According to the present invention, the fan can be any kind of conventional fans utilized in computers, preferably fans blowing sideways or more preferably fans blowing sideways with an air-blowing outlet. The single air-blowing outlet is either substantially identical or parallel to the fin grooves between parallel fins, preferably identical or parallel.
According to the present invention, the air-channeling device can be formed as any conventional ring-pole shape or ring-pole shape having one or more indentations substantially caused by peripheral surroundings, such as air-channeling device with n-type ring-pole shape or motherboard formed as n shape, preferably n shape and L shape.
One embodiment of the present invention, the heat-dissipating apparatus comprising:
a heat-dissipating device utilized for direct or indirect contact with heat source;
an air-blowing device utilized for blowing air out so as to assist in dissipating heat energy accumulated by said heat-dissipating device;
characterized in that an air-channeling device is further included so as to substantially cover the periphery of said heat-dissipating device and said air-blowing device, utilized for directing air flow from said air-blowing device in an air-channeling direction, thus heat energy accumulated by said heat-dissipating device is dissipated.
According to the present invention, the heat-dissipating device and air-channeling device are as described previously.
According to the present invention, the air-blowing device can be any conventional fan such as air-conditioners, fans, etc, preferably fans. It is more preferable to utilize fans in accordance with heat-conducting plates, since heat energy generated by the north bridge chipset can be partially or wholly carried away thereby, with airflow generated by the fan being blown to the heat-dissipating device through an air-blowing outlet of the fan.
According to the present invention, the heat-dissipating device is as described previously.
Another embodiment of the present invention, the he heat-dissipating device of the present invention comprises:
a heat-dissipating device having a plurality of parallel heat-dissipating fins utilized for direct or indirect contact with heat source;
an air-blowing device utilized for blowing air out so as to assist in dissipating heat energy accumulated by said heat-dissipating device;
characterized in that said heat-dissipating fin and said air-blowing device are formed separately, fins of said heat-dissipating fin being substantially parallel, said air-blowing device having a single air outlet with an air-blowing direction thereof substantially Identical or parallel to a direction formed by fin grooves between heat-dissipating fins of said heat-dissipating device.
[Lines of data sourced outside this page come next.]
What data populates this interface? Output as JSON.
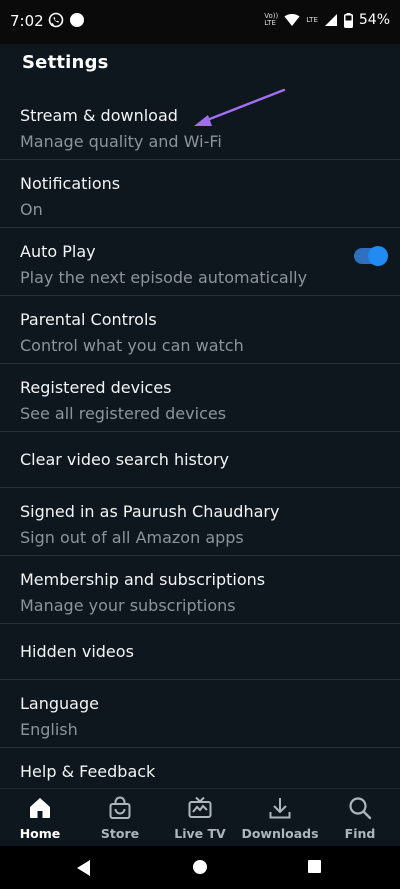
{
  "status_bar": {
    "time": "7:02",
    "volte_label": "Vo))\nLTE",
    "lte_label": "LTE",
    "battery": "54%"
  },
  "header": {
    "title": "Settings"
  },
  "settings": [
    {
      "title": "Stream & download",
      "subtitle": "Manage quality and Wi-Fi"
    },
    {
      "title": "Notifications",
      "subtitle": "On"
    },
    {
      "title": "Auto Play",
      "subtitle": "Play the next episode automatically",
      "toggle": true
    },
    {
      "title": "Parental Controls",
      "subtitle": "Control what you can watch"
    },
    {
      "title": "Registered devices",
      "subtitle": "See all registered devices"
    },
    {
      "title": "Clear video search history"
    },
    {
      "title": "Signed in as Paurush Chaudhary",
      "subtitle": "Sign out of all Amazon apps"
    },
    {
      "title": "Membership and subscriptions",
      "subtitle": "Manage your subscriptions"
    },
    {
      "title": "Hidden videos"
    },
    {
      "title": "Language",
      "subtitle": "English"
    },
    {
      "title": "Help & Feedback"
    }
  ],
  "annotation": {
    "arrow_color": "#a26ef0"
  },
  "bottom_nav": [
    {
      "label": "Home",
      "icon": "home-icon",
      "active": true
    },
    {
      "label": "Store",
      "icon": "shopping-bag-icon"
    },
    {
      "label": "Live TV",
      "icon": "live-tv-icon"
    },
    {
      "label": "Downloads",
      "icon": "download-icon"
    },
    {
      "label": "Find",
      "icon": "search-icon"
    }
  ],
  "colors": {
    "background": "#0f171e",
    "toggle_on": "#1f8bf3",
    "subtitle": "#8b949d"
  }
}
The heat-dissipating fins and said air-blowing device are as described previously.
Another embodiment of the present invention, the he heat-dissipating apparatus comprises:
a heat-dissipating device utilized for contacting a primary heat source directly or indirectly;
an air-blowing device utilized for contacting a secondary heat source directly or indirectly and assisting in dissipating heat energy accumulated by said heat-dissipating device;
characterized in that said air-blowing device has a single air outlet, said air-blowing device including a fan and a heat-conducting device, and said heat-conducting device having direct contact with said secondary heat source.
The heat-dissipating device and said air-blowing device are as described previously.